First of all, I don’t exactly have a lot of experience in writing travel diaries…actually, strike that. I have no experience in writing travel diaries. I realize that most writers would try something new and strive to be better, and if this were the only reason I would’ve brushed it aside and had a blog about my travels written and put up almost as soon as we came home. But it’s not.

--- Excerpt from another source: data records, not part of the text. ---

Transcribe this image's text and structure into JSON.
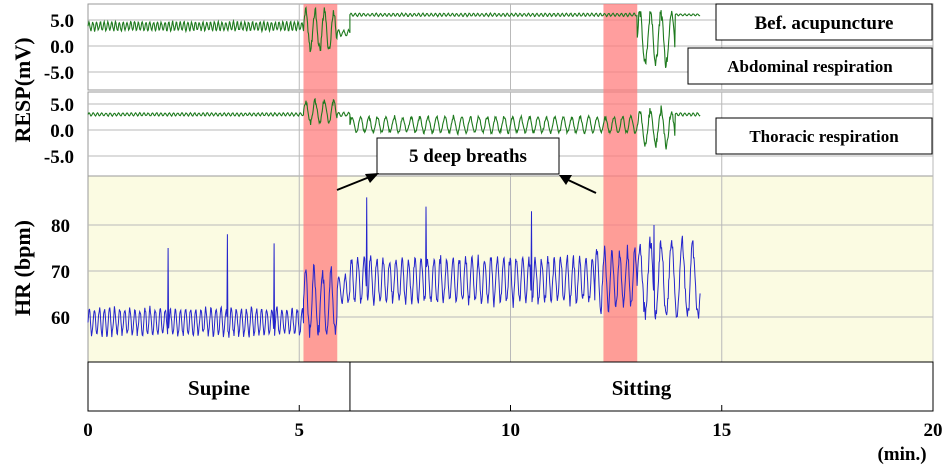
{
  "chart_data": {
    "type": "line",
    "panels": {
      "abdominal": {
        "ylabel": "RESP(mV)",
        "ytick_labels": [
          "5.0",
          "0.0",
          "-5.0"
        ],
        "yticks": [
          5,
          0,
          -5
        ],
        "ylim": [
          -9,
          8
        ],
        "header_label": "Bef. acupuncture",
        "label": "Abdominal respiration",
        "segments": [
          {
            "from": 0,
            "to": 5.1,
            "baseline": 3.8,
            "amp": 0.9,
            "period": 0.09
          },
          {
            "from": 5.1,
            "to": 5.9,
            "baseline": 3.0,
            "amp": 4.0,
            "period": 0.22
          },
          {
            "from": 5.9,
            "to": 6.2,
            "baseline": 2.5,
            "amp": 0.6,
            "period": 0.12
          },
          {
            "from": 6.2,
            "to": 13.0,
            "baseline": 6.0,
            "amp": 0.3,
            "period": 0.1
          },
          {
            "from": 13.0,
            "to": 13.9,
            "baseline": 1.5,
            "amp": 5.5,
            "period": 0.25
          },
          {
            "from": 13.9,
            "to": 14.5,
            "baseline": 6.0,
            "amp": 0.2,
            "period": 0.1
          }
        ]
      },
      "thoracic": {
        "yticks": [
          5,
          0,
          -5
        ],
        "ytick_labels": [
          "5.0",
          "0.0",
          "-5.0"
        ],
        "ylim": [
          -9,
          8
        ],
        "label": "Thoracic respiration",
        "segments": [
          {
            "from": 0,
            "to": 5.1,
            "baseline": 3.0,
            "amp": 0.3,
            "period": 0.1
          },
          {
            "from": 5.1,
            "to": 5.9,
            "baseline": 3.5,
            "amp": 2.2,
            "period": 0.22
          },
          {
            "from": 5.9,
            "to": 6.2,
            "baseline": 3.0,
            "amp": 0.4,
            "period": 0.12
          },
          {
            "from": 6.2,
            "to": 13.0,
            "baseline": 1.0,
            "amp": 1.6,
            "period": 0.2
          },
          {
            "from": 13.0,
            "to": 13.9,
            "baseline": 0.5,
            "amp": 3.5,
            "period": 0.25
          },
          {
            "from": 13.9,
            "to": 14.5,
            "baseline": 3.0,
            "amp": 0.3,
            "period": 0.1
          }
        ]
      },
      "hr": {
        "ylabel": "HR (bpm)",
        "yticks": [
          60,
          70,
          80
        ],
        "ytick_labels": [
          "60",
          "70",
          "80"
        ],
        "ylim": [
          50,
          90
        ],
        "segments": [
          {
            "from": 0,
            "to": 5.1,
            "baseline": 59,
            "amp": 3.0,
            "period": 0.12
          },
          {
            "from": 5.1,
            "to": 5.9,
            "baseline": 63,
            "amp": 7.5,
            "period": 0.2
          },
          {
            "from": 5.9,
            "to": 6.2,
            "baseline": 66,
            "amp": 3.0,
            "period": 0.15
          },
          {
            "from": 6.2,
            "to": 12.0,
            "baseline": 68,
            "amp": 5.0,
            "period": 0.15
          },
          {
            "from": 12.0,
            "to": 13.0,
            "baseline": 68,
            "amp": 6.5,
            "period": 0.18
          },
          {
            "from": 13.0,
            "to": 14.5,
            "baseline": 68,
            "amp": 8.5,
            "period": 0.25
          }
        ],
        "spikes": [
          {
            "x": 6.6,
            "y": 86
          },
          {
            "x": 8.0,
            "y": 84
          },
          {
            "x": 10.5,
            "y": 83
          },
          {
            "x": 13.4,
            "y": 80
          },
          {
            "x": 3.3,
            "y": 78
          },
          {
            "x": 1.9,
            "y": 75
          },
          {
            "x": 4.4,
            "y": 76
          }
        ]
      }
    },
    "xticks": [
      0,
      5,
      10,
      15,
      20
    ],
    "xtick_labels": [
      "0",
      "5",
      "10",
      "15",
      "20"
    ],
    "xlim": [
      0,
      20
    ],
    "xlabel": "(min.)",
    "highlight_intervals": [
      [
        5.1,
        5.9
      ],
      [
        12.2,
        13.0
      ]
    ],
    "highlight_color": "#ff7d7d",
    "background_color": "#fbfbe2",
    "trace_color_resp": "#1e7a1e",
    "trace_color_hr": "#2525cc",
    "annotation": {
      "text": "5 deep breaths"
    },
    "phases": [
      {
        "label": "Supine",
        "from": 0,
        "to": 6.2
      },
      {
        "label": "Sitting",
        "from": 6.2,
        "to": 20
      }
    ]
  }
}
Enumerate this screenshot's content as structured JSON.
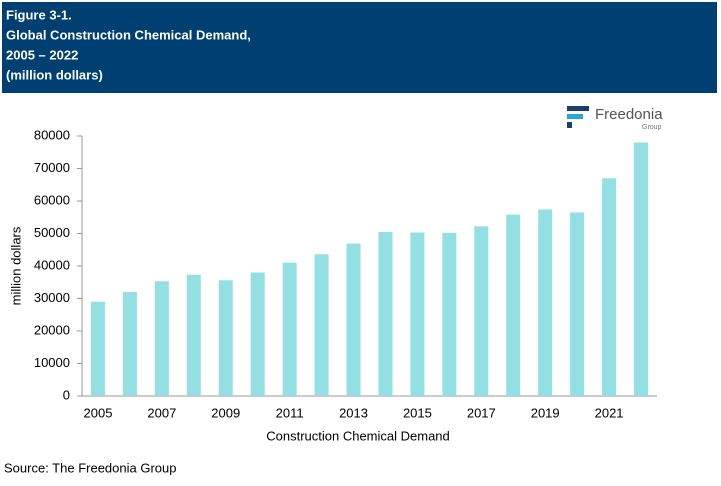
{
  "chart_data": {
    "type": "bar",
    "title_lines": [
      "Figure 3-1.",
      "Global Construction Chemical Demand,",
      "2005 – 2022",
      "(million dollars)"
    ],
    "logo": {
      "name": "Freedonia",
      "sub": "Group"
    },
    "source": "Source: The Freedonia Group",
    "xlabel": "Construction Chemical Demand",
    "ylabel": "million dollars",
    "categories": [
      "2005",
      null,
      "2007",
      null,
      "2009",
      null,
      "2011",
      null,
      "2013",
      null,
      "2015",
      null,
      "2017",
      null,
      "2019",
      null,
      "2021",
      null
    ],
    "values": [
      29000,
      32000,
      35300,
      37300,
      35600,
      38000,
      41000,
      43600,
      46900,
      50500,
      50300,
      50200,
      52200,
      55800,
      57400,
      56500,
      67000,
      78000
    ],
    "color": "#94dfe3",
    "ylim": [
      0,
      80000
    ],
    "yticks": [
      0,
      10000,
      20000,
      30000,
      40000,
      50000,
      60000,
      70000,
      80000
    ],
    "grid": false
  }
}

Secondly, there’s just so much I could write about. I could write about the days we went sightseeing in Boston. I could write about the day we went to the Harvard Science Museum to see the glass flowers exhibit (yeah, we went to Harvard. No big deal.) I could write about the night we spent at Plimoth Plantation where we got a taste of what it would’ve been like to be one of the pilgrims in the early 1620s living in the New World. I could write about the night where I watched Cabin in the Woods with friends and felt proud of myself for only screaming once…hey, in my defense, there was a clown in that movie. I could write about the day we went to a Universalist Unitarian church and the discussion that followed. I could write about a revelation that I had when I was alone in Quincy Market that changed my perspective of America. I could write about the evening where we reenacted one of Louisa May Alcott’s plays and couldn’t stop laughing about it a week later. I could write about every tour we went on of the places where authors lived and did their work, the best being the Old Manse and the House of Seven Gables—seriously, how cool would it be to live in a house that was structured like a maze? And the list just keeps going. It was such an amazing experience, and if I had the opportunity I would gladly do it all over again. In fact, my only regret was not spending more time with the other students I traveled with.

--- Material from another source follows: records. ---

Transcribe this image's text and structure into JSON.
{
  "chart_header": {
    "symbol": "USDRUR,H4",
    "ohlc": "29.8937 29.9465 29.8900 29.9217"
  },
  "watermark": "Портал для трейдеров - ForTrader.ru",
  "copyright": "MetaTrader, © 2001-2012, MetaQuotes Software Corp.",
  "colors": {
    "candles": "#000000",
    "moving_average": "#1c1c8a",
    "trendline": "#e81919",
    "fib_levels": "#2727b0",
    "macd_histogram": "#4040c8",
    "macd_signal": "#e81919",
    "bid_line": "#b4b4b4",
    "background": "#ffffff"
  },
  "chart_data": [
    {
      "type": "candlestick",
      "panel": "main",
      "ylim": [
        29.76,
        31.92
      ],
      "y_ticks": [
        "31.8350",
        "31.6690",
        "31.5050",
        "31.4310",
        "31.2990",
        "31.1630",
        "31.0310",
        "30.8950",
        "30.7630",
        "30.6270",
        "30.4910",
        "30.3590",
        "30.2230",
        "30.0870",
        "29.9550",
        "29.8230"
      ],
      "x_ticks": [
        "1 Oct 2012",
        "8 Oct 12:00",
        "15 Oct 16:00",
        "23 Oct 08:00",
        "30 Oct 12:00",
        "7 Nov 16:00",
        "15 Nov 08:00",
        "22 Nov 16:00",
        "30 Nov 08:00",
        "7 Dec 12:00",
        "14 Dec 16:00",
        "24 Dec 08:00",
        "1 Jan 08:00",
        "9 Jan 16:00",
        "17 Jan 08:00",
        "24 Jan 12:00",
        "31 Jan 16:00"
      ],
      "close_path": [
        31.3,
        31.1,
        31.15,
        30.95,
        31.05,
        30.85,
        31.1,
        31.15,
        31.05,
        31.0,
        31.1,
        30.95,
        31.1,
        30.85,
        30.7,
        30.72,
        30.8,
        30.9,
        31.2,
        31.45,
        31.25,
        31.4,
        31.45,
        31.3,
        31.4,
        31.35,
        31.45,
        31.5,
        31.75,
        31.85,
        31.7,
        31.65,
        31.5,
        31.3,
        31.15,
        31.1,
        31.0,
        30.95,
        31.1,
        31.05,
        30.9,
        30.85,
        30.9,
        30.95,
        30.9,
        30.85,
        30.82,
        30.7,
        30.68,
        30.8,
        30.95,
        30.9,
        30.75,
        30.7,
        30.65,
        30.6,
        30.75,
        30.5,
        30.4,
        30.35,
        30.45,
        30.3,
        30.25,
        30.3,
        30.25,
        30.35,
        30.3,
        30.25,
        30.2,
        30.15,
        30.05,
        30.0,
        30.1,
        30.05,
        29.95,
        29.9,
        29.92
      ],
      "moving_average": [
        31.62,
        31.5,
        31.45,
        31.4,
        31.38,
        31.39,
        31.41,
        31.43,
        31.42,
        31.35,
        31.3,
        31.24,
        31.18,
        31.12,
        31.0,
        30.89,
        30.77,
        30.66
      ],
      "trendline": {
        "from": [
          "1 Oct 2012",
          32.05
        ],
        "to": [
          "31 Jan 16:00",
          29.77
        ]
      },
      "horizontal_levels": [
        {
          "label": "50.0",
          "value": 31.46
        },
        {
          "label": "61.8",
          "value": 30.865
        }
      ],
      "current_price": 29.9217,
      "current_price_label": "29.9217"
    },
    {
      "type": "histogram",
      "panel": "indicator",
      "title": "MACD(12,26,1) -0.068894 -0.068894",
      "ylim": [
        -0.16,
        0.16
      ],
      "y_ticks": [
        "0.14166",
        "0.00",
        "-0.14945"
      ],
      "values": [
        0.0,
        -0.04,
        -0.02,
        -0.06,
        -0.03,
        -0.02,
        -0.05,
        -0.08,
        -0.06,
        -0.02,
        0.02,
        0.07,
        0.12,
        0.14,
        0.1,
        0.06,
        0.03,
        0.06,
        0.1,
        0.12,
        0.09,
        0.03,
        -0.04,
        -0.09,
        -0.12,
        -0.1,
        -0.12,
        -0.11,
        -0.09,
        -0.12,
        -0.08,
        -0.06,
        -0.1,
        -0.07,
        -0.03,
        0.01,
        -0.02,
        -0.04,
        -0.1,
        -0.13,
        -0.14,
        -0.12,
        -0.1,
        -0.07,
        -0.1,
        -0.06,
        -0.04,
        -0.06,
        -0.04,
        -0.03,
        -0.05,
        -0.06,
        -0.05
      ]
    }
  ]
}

That brings me to my final reason: I’m not sure if I can fully comprehend what the trip really did to us. I didn’t feel that much different when I came back; if anything changed about me, it seemed more cognitive than anything else. My understanding of the world and of myself improved. In addition, our time in Massachusetts stayed in my mind in the weeks that followed. There hasn’t been a single morning where I wake up without wishing that we could all be back at North Bridge Inn. Not a single day goes by where I don’t think of the friends that I’ve made and the memories we share.

In the midst of missing the trip, however, it never occurred to me that I transformed too. Then I came across one of my other friends, and he said that something seemed different about me. I asked my roommate later if she thought I changed at all since I left for New England Saints, and she agreed with my other friend. Honestly, talking to both of them made me realize that I don’t know exactly what happened during that trip, and I really wish I did. How can I write about something like the New England Saints trip and do it justice? How can I explain it to someone who wasn’t there? How can I possibly tell people how the trip changed me when I’m still trying to understand it myself?